There are an estimated 1,386,000 people living in modern slavery in Nigeria (GSI 2018). Since 2009, Nigeria’s homegrown Islamist insurgent movement, Jama’atu Ahlis Sunna Lidda’awati wal-Jihad, popularly known as Boko Haram, which means “Western Education is Forbidden,” has waged a violent campaign against the Nigerian government in its bid to impose Islamic law. The attacks have increasingly targeted civilians, mainly in the northeastern states of Borno, Yobe, and Adamawa. Borno State, the birthplace of Boko Haram, has suffered the highest number of attacks. A range of issues, including widespread poverty, corruption, security force abuse, and longstanding impunity for a range of crimes have created fertile ground in Nigeria for militant armed groups like Boko Haram.
Hadiza was abducted from her village by Boko Haram in November 2013. Though she tried to escape, she was captured, forced to convert to Islam and married off to an insurgent.
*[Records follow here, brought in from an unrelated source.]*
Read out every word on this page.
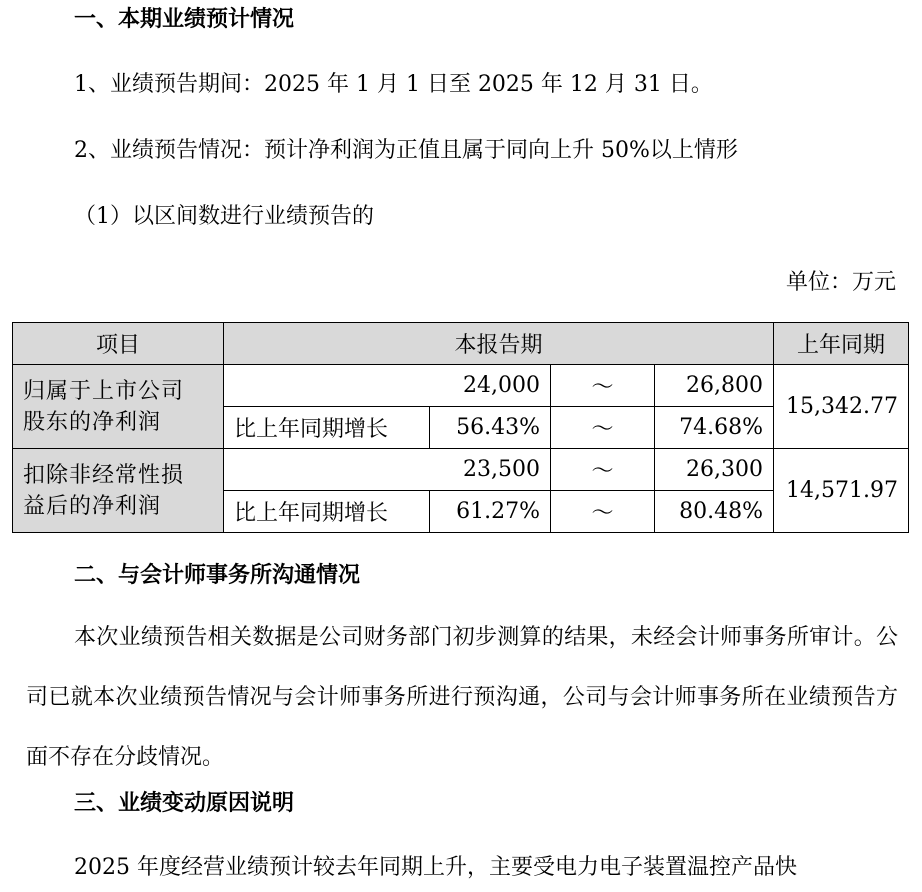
一、本期业绩预计情况

1、业绩预告期间：2025 年 1 月 1 日至 2025 年 12 月 31 日。

2、业绩预告情况：预计净利润为正值且属于同向上升 50%以上情形

（1）以区间数进行业绩预告的

单位：万元
项目	本报告期				上年同期
归属于上市公司
股东的净利润	24,000		～	26,800	15,342.77
	比上年同期增长	56.43%	～	74.68%	
扣除非经常性损
益后的净利润	23,500		～	26,300	14,571.97
	比上年同期增长	61.27%	～	80.48%	
二、与会计师事务所沟通情况

本次业绩预告相关数据是公司财务部门初步测算的结果，未经会计师事务所审计。公司已就本次业绩预告情况与会计师事务所进行预沟通，公司与会计师事务所在业绩预告方面不存在分歧情况。

三、业绩变动原因说明

2025 年度经营业绩预计较去年同期上升，主要受电力电子装置温控产品快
I was at home packing food when we heard gunshots. We ran into them as we tried to escape. They surrounded us and asked where we were going. They said “Since we’ve caught you, we are going to convert you to Islam”.
They said, “You are going to convert to Islam by taking the oath of Kalima Shahada. You will not go home, and we will marry you off since you are still young”.
We did not really agree [to convert] and were uncomfortable but the insurgents said, “if you don’t stop misbehaving, we’ll shoot you and throw your corpses into the river”.